Zarządzanie zmianą będzie konieczne na rynku pracy. Idą turbulencje

Za nami szczyt Światowego Forum Ekonomicznego The Growth Summit. Wnioski? Przede wszystkim można odnieść wrażenie, że turbulencje zawitają na rynku pracy. Świat zmaga się obecnie z rywalizującymi ze sobą przeciwnościami, od inflacji po zmiany klimatu, od zerwanych łańcuchów dostaw po mobilność talentów, od starzejącego się społeczeństwa po sztuczną inteligencję.
Nastroje wśród ekonomistów, decydentów, polityków i szefów biznesu były "na pokaz" optymistyczne, ale dało się wyczuć niepokój w niemal wszystkich dyskusjach.
Sprawdź: Zarabianie przez internet
Laura Tyson, była dyrektor Narodowej Rady Ekonomicznej Białego Domu i profesor Haas School of Business na Uniwersytecie Kalifornijskim w Berkeley, powiedziała: - Dzieją się dwie ważne rzeczy. Jedną z nich jest cyfryzacja wszystkiego, a następnie drugą sztuczna inteligencja, która sprawia, że cała ta cyfryzacja jest znacznie bardziej inteligentna. Wszystko, co ma charakter kognitywny i rutynowy, maszyna może zrobić lepiej, szybciej i taniej.
W trakcie szczytu pojawiły się obawy przed sztuczną inteligencją, ale też uznanie, że AI raczej uzupełnia niż zastępuje ludzi. To z kolei może przekształcić gospodarki - i na pewno to zrobi.
Rozmowy w Genewie zdominowały również "umiejętności". Szczególnie wyzwanie związane z przekwalifikowaniem. Podczas inauguracji raportu "Future of Jobs 2023", dyrektor zarządzająca WEF (World Economic Forum), Saadia Zahidi, mówiła o skali zawirowań na światowym rynku pracy: 23% wszystkich miejsc pracy zostanie zakłóconych przez AI.
- Ogólny obraz jest bardzo złożony. Wpływa na niego wiele trendów, ale także wydaje się, że jest to możliwe do opanowania, pod warunkiem, że skupimy się na przekwalifikowywaniu i podnoszeniu kwalifikacji pracowników – podkreślała Zahidi.
Zobacz: W co zainwestować pieniądze
Celem spotkań takich jak szczyt WEF jest synteza trendów, aby można było zająć się problemami i je rozwiązać.
Celem ogromnych ilości danych wyprodukowanych nawet podczas jednego szczytu takiego jak ten jest z kolei późniejsze wykorzytanie zebranej wiedzy i zapewnienie praktycznych rozwiązań, które mogą być dość szczegółowe.
Zarządzanie zmianą: przed nami Piąta Rewolucja Przemysłowa
Klaus Schwab, założyciel WEF, ukuł frazę "Czwarta rewolucja przemysłowa" w 2016 r., aby opisać postęp technologiczny i cyfrowy, ogarniający świat i niosący ze sobą bezprecedensowe wyzwania.
Czy obecnie zgadza się, że dzięki generatywnej sztucznej inteligencji ludzie weszli już w Piątą Rewolucję Przemysłową? Taką, gdzie "interfejs" między ludźmi a maszynami jest testowany na nowo? Schwab potwierdza, że faktycznie tak jest.
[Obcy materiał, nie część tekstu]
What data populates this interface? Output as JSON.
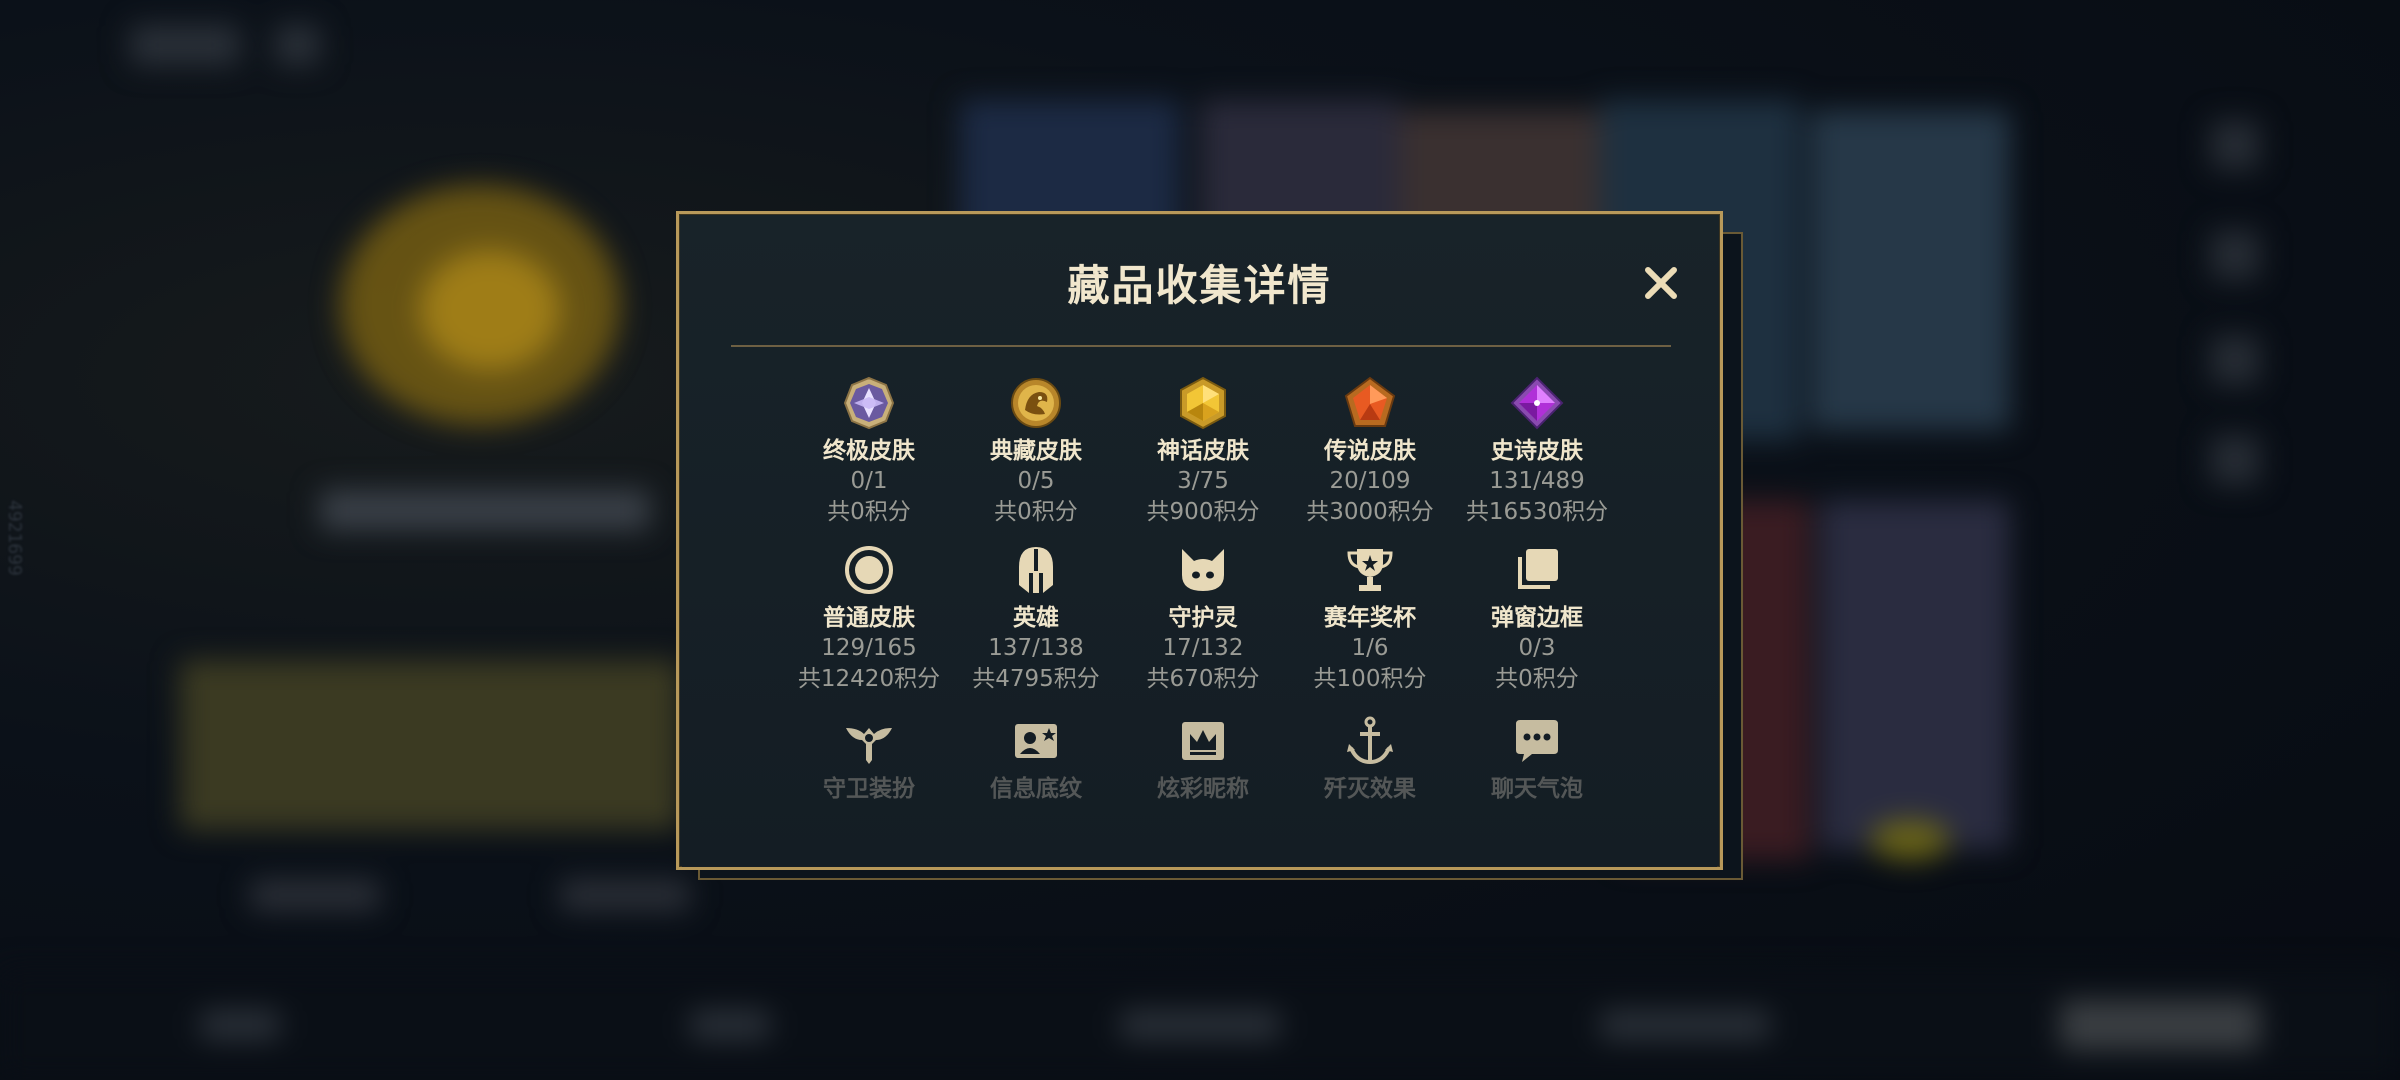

Dodał, że nigdy nie widział tak złożonego krajobrazu wokół miejsc pracy, wzrostu, technologii i ludzi, jaki mamy obecnie.
Liczy się i coraz bardziej będzie się liczyć znalezienie równowagi między imponującym obrazem dużych zbiorów danych a szczegółami. Jak ujęła to amerykańska strateg Maril MacDonald, nie ma jednego uniwersalnego rozwiązania dla wszystkich: - Firmy starają się odpowiedzieć na potrzeby pracowników, ale nie są jedną monolityczną grupą. Są indywidualistami.
Turbulencje na rynku pracy, jeśli weźmiemy pod uwagę nastroje ze szczytu WEF, zostaną z nami na dłuższy czas. Każda firma przygotowuje się do nich inaczej, natomiast jedno jest pewne: trzeba się stale rozwijać i zdobywać nowe umiejętności, zwłaszcza te związane z AI (jeśli dotyczy to naszej pracy).